Müslüm Söyler’in Doktor Osman hakkındaki makalesi…
İnsan, hayatında derin izler bırakan bir değeri kaybettikten sonra kalemi eline aldığında, ne diyeceğini, hangi duyguyu önceleyeceğini bilemez. Öylesine büyük ve anlamlı bir kayıp yaşanır ki, kelimeler dahi o büyüklüğü anlatmaya yetersiz kalır. Amasya’nın Taşova ilçesi, işte böylesi bir “büyük sebebin” ardından sarsılıyor: Dr. Osman Gürer’in vefatı.
Şifa ve Güvenin Temsilcisi
Eski kuşaklar için “Doktor” demek sadece bir meslek unvanı değil; aynı zamanda şifa, güven ve umut demekti. Kendinizi en kötü hissettiğiniz anda size iyilik, moral ve sağlık dağıtan, her dokunuşuyla şefkat hissi veren bir liman demekti. Dr. Osman Gürer de Taşova’da bu güvenin ve şefkatin somut karşılığıydı.
Onu diğerlerinden ayıran, sadece mesleki başarısı değil, aynı zamanda üniversite yıllarında verdiği ahlaki sözdü: Tıp Fakültesi’ni kazandığında “gariban ve fukaradan asla para almayacağım” diyen bir etik anlayışının temsilcisiydi. Bu babacanlık, yalnızca masallarda yaşar sandığımız fedakârlığın gerçek hayattaki kanıtıydı. Bu yüzden yöre halkı onu kısaca “Osman Doktor” ve “Gariban Babası” lakaplarıyla tanıyor, seviyor ve güveniyordu.
Tevazu ve Tıbbi Öngörünün Hikayesi
Dr. Osman Gürel’in değeri, yalnızca yardımseverliğinde değil, aynı zamanda tıbbi öngörüsündeydi. Yazarın kendi ifadesiyle, çocukluk ve gençlik yıllarında yaşadığı sağlık sorunlarında ona daima güler yüzüyle teselli vermişti.

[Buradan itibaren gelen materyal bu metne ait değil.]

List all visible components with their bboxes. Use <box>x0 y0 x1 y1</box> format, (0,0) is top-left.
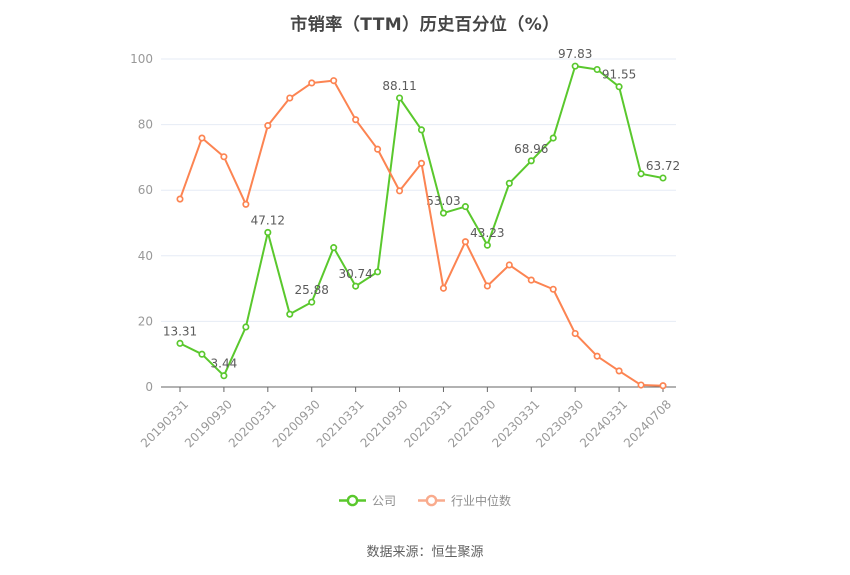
x-axis-label: 20240708 <box>621 397 674 450</box>
data-source-note: 数据来源：恒生聚源 <box>366 545 484 560</box>
company-data-point-label: 68.96 <box>514 142 548 156</box>
chart-legend: 公司 行业中位数 <box>0 490 850 510</box>
company-data-point-label: 30.74 <box>338 267 372 281</box>
industry-median-data-point-marker <box>637 381 645 389</box>
company-data-point-label: 25.88 <box>295 283 329 297</box>
industry-median-data-point-marker <box>615 367 623 375</box>
industry-median-data-point-marker <box>286 94 294 102</box>
company-data-point-marker <box>286 310 294 318</box>
company-data-point-marker <box>220 372 228 380</box>
industry-median-data-point-marker <box>527 276 535 284</box>
company-data-point-label: 3.44 <box>211 357 238 371</box>
company-data-point-marker <box>439 209 448 217</box>
company-data-point-marker <box>308 298 316 306</box>
industry-median-data-point-marker <box>352 116 360 124</box>
company-data-point-marker <box>461 203 469 211</box>
company-data-point-marker <box>615 83 623 91</box>
industry-median-data-point-marker <box>483 282 491 290</box>
y-axis-label: 80 <box>138 118 153 132</box>
industry-median-data-point-marker <box>330 77 338 85</box>
company-data-point-marker <box>242 323 250 331</box>
company-data-point-marker <box>637 170 645 178</box>
company-data-point-label: 91.55 <box>602 68 636 82</box>
y-axis-label: 100 <box>130 52 153 66</box>
industry-median-data-point-marker <box>417 159 426 167</box>
legend-item-industry-median[interactable]: 行业中位数 <box>418 492 511 509</box>
company-data-point-label: 97.83 <box>558 47 592 61</box>
company-data-point-label: 63.72 <box>646 159 680 173</box>
legend-label: 行业中位数 <box>451 493 512 508</box>
industry-median-data-point-marker <box>593 352 601 360</box>
company-data-point-label: 47.12 <box>251 213 285 227</box>
legend-item-company[interactable]: 公司 <box>338 492 396 509</box>
y-axis-label: 0 <box>145 380 153 394</box>
industry-median-data-point-marker <box>439 284 448 292</box>
industry-median-data-point-marker <box>220 153 228 161</box>
industry-median-data-point-marker <box>176 195 184 203</box>
company-data-point-marker <box>264 228 272 236</box>
legend-label: 公司 <box>371 493 396 508</box>
industry-median-data-point-marker <box>549 285 557 293</box>
chart-title: 市销率（TTM）历史百分位（%） <box>290 15 560 35</box>
company-data-point-marker <box>549 134 557 142</box>
y-axis-label: 20 <box>138 314 153 328</box>
company-data-point-marker <box>417 126 426 134</box>
company-data-point-marker <box>505 179 513 187</box>
industry-median-data-point-marker <box>264 122 272 130</box>
y-axis-label: 60 <box>138 183 153 197</box>
company-data-point-marker <box>659 174 667 182</box>
company-data-point-label: 88.11 <box>382 79 416 93</box>
company-legend-line-icon <box>338 494 366 506</box>
company-data-point-marker <box>571 62 579 70</box>
company-data-point-label: 13.31 <box>163 324 197 338</box>
industry-median-data-point-marker <box>571 329 579 338</box>
company-data-point-marker <box>352 282 360 290</box>
company-data-point-marker <box>176 339 184 347</box>
company-data-point-marker <box>483 241 491 249</box>
industry-median-data-point-marker <box>659 382 667 390</box>
industry-median-data-point-marker <box>242 200 250 208</box>
industry-median-data-point-marker <box>395 187 404 195</box>
company-data-point-label: 43.23 <box>470 226 504 240</box>
industry-median-data-point-marker <box>198 134 206 142</box>
line-chart-plot-area: 0204060801002019033120190930202003312020… <box>130 47 680 450</box>
company-data-point-marker <box>374 268 382 276</box>
company-data-point-marker <box>330 244 338 252</box>
y-axis-label: 40 <box>138 249 153 263</box>
industry-median-data-point-marker <box>374 145 382 153</box>
company-data-point-marker <box>593 65 601 74</box>
company-data-point-marker <box>395 94 404 102</box>
industry-median-data-point-marker <box>461 238 469 246</box>
industry-median-legend-line-icon <box>418 494 445 506</box>
industry-median-data-point-marker <box>308 79 316 87</box>
company-data-point-marker <box>198 350 206 358</box>
company-data-point-marker <box>527 157 535 165</box>
company-data-point-label: 53.03 <box>426 194 460 208</box>
industry-median-data-point-marker <box>505 261 513 269</box>
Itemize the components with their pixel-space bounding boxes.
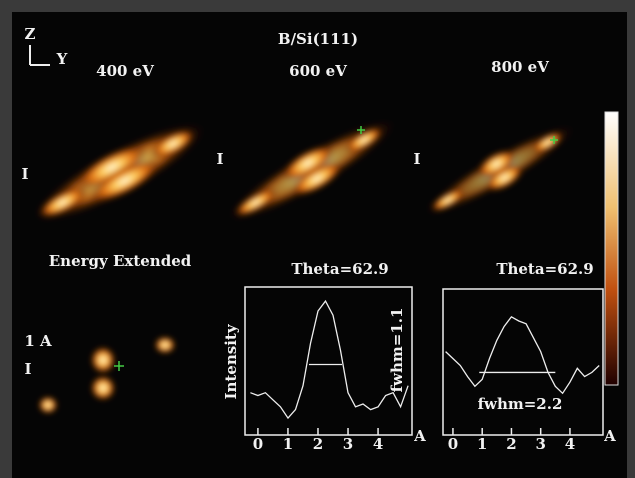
page: Z Y B/Si(111) 400 eV 600 eV 800 eV I I I…: [0, 0, 635, 478]
scale-mark: I: [24, 360, 31, 378]
scale-mark: I: [21, 165, 28, 183]
x-tick-label: 4: [373, 435, 383, 453]
axis-z: Z: [25, 25, 36, 43]
x-unit: A: [603, 427, 616, 445]
scale-label: 1 A: [24, 332, 52, 350]
colorbar: [605, 112, 618, 385]
x-tick-label: 1: [477, 435, 487, 453]
plot-title: Theta=62.9: [291, 260, 388, 278]
figure: Z Y B/Si(111) 400 eV 600 eV 800 eV I I I…: [0, 0, 635, 478]
title: B/Si(111): [278, 30, 358, 48]
x-tick-label: 3: [343, 435, 353, 453]
annotation: fwhm=2.2: [478, 395, 563, 413]
x-tick-label: 2: [313, 435, 323, 453]
energy-label: 600 eV: [289, 62, 347, 80]
energy-extended: Energy Extended: [49, 252, 192, 270]
x-tick-label: 4: [565, 435, 575, 453]
axis-y: Y: [56, 50, 68, 68]
scale-mark: I: [413, 150, 420, 168]
y-axis-label: Intensity: [222, 323, 240, 399]
energy-label: 800 eV: [491, 58, 549, 76]
energy-label: 400 eV: [96, 62, 154, 80]
annotation: fwhm=1.1: [388, 308, 406, 393]
plot-title: Theta=62.9: [496, 260, 593, 278]
x-tick-label: 2: [506, 435, 516, 453]
x-unit: A: [413, 427, 426, 445]
x-tick-label: 1: [283, 435, 293, 453]
x-tick-label: 3: [535, 435, 545, 453]
scale-mark: I: [216, 150, 223, 168]
x-tick-label: 0: [253, 435, 263, 453]
x-tick-label: 0: [448, 435, 458, 453]
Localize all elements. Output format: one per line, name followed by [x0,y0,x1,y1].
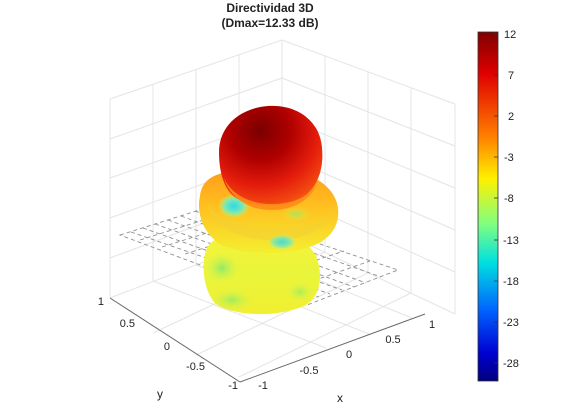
colorbar-tick-label: -28 [503,358,519,370]
lower-lobe-green-patch-2 [210,288,254,312]
colorbar: 12 7 2 -3 -8 -13 -18 -23 -28 [477,29,519,382]
colorbar-tick-label: 2 [508,111,514,123]
chart-subtitle: (Dmax=12.33 dB) [221,16,318,30]
x-tick-label: 0 [346,349,352,361]
ring-green-patch [282,207,310,221]
colorbar-tick-label: -23 [503,317,519,329]
x-axis-ticks: -1 -0.5 0 0.5 1 [258,319,435,392]
colorbar-tick-label: -8 [504,193,514,205]
lower-lobe-green-patch-3 [286,282,314,302]
chart-title: Directividad 3D [226,1,314,15]
y-axis-ticks: 1 0.5 0 -0.5 -1 [98,296,238,392]
main-lobe [219,105,323,206]
directivity-surface [198,105,339,315]
x-tick-label: 0.5 [385,334,400,346]
colorbar-tick-label: 12 [504,29,516,41]
x-axis-label: x [337,391,343,405]
y-tick-label: 0 [164,341,170,353]
y-tick-label: -1 [228,380,238,392]
y-tick-label: 0.5 [120,318,135,330]
x-tick-label: 1 [429,319,435,331]
y-tick-label: -0.5 [186,361,205,373]
x-tick-label: -1 [258,380,268,392]
colorbar-tick-label: -3 [504,152,514,164]
colorbar-tick-label: -13 [503,235,519,247]
lower-lobe-green-patch [204,252,240,284]
colorbar-tick-label: 7 [508,70,514,82]
y-axis-label: y [157,387,163,401]
main-lobe-bottom-orange [224,178,318,210]
colorbar-gradient [477,31,499,382]
ring-cyan-patch-2 [267,234,297,250]
y-tick-label: 1 [98,296,104,308]
ring-shadow-band [206,200,334,241]
front-axis-edges [109,297,426,383]
x-tick-label: -0.5 [300,365,319,377]
colorbar-tick-label: -18 [503,276,519,288]
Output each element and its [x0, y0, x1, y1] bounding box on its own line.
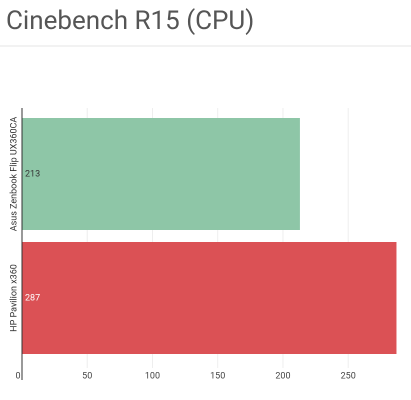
y-category-label: HP Pavilion x360 [9, 264, 19, 332]
x-tick-label: 50 [82, 371, 92, 381]
value-label: 287 [25, 293, 40, 303]
value-label: 213 [25, 169, 40, 179]
x-tick-label: 250 [341, 371, 356, 381]
bar [22, 118, 300, 230]
chart-title: Cinebench R15 (CPU) [6, 6, 254, 36]
bar [22, 242, 397, 354]
x-tick-label: 200 [275, 371, 290, 381]
x-tick-label: 0 [15, 371, 20, 381]
y-category-label: Asus Zenbook Flip UX360CA [9, 117, 19, 232]
x-tick-label: 150 [210, 371, 225, 381]
x-tick-label: 100 [145, 371, 160, 381]
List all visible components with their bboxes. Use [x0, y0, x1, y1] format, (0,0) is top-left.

Öyle ki, Dr. Osman’ın 1980’li yıllarda koyduğu teşhis, yıllar sonra Cerrahpaşa gibi büyük bir üniversite hastanesinde yoğun tahlil ve araştırmalar neticesinde tıp hocaları tarafından birebir onaylanmıştır. Bu bilgiyi kendisiyle paylaşan hastasına karşı gösterdiği tevazu ise büyüklüğünün bir diğer kanıtıdır; asla “Ben demiştim” dememiş, yine aynı şefkat ve teselliyle destek olmaya çalışmıştır.
Hayat Boyu Unutulmayacak Hatıralar
Dr. Osman Gürel’in insanlara dokunuşu, para pul hesabı gütmeyen bir samimiyet içeriyordu. Yazarın anlattığı bir başka unutulmaz anı, Trabzon’a gideceği ÖSS sınavı öncesinde gerçekleşir. Uzun yolculuk öncesinde muayene olmak isteyen hastasına ücret sormak yerine, “bu benden sana sınav hediyesi olsun” diyerek birkaç şeker vermesi, onun mesleğini bir ticaretten ziyade, bir gönül borcu olarak gördüğünün en güzel örneklerindendir.
Bu güzel adamın Taşova ve köylerinde kim bilir daha kaç insanın acısına ortak olduğu, kaç binlerce insana şifa dağıttığı bilinemez.
Binlerce insana şifa dağıtan bir çınarın, kendi hastalığına karşı nihayetinde Rabb’in takdirine boyun eğmesi, hayatın kaçınılmaz bir gerçeğidir. Allah’ın verdiği ömür nihayete erdiğinde yapılacak tek şey, geride kalan o koca izi saygıyla anmaktır.
Taşova’nın yüreğinde büyük bir boşluk bırakan merhum Dr. Osman Gürer’e Allah’tan rahmet diliyor, şifa dağıttığı hastalarının dualarının makamını cennet etmesini temenni ediyoruz. O, sadece bir doktor değil, bir dönemin güven ve vicdan sembolü olarak her daim hatırlanacaktır.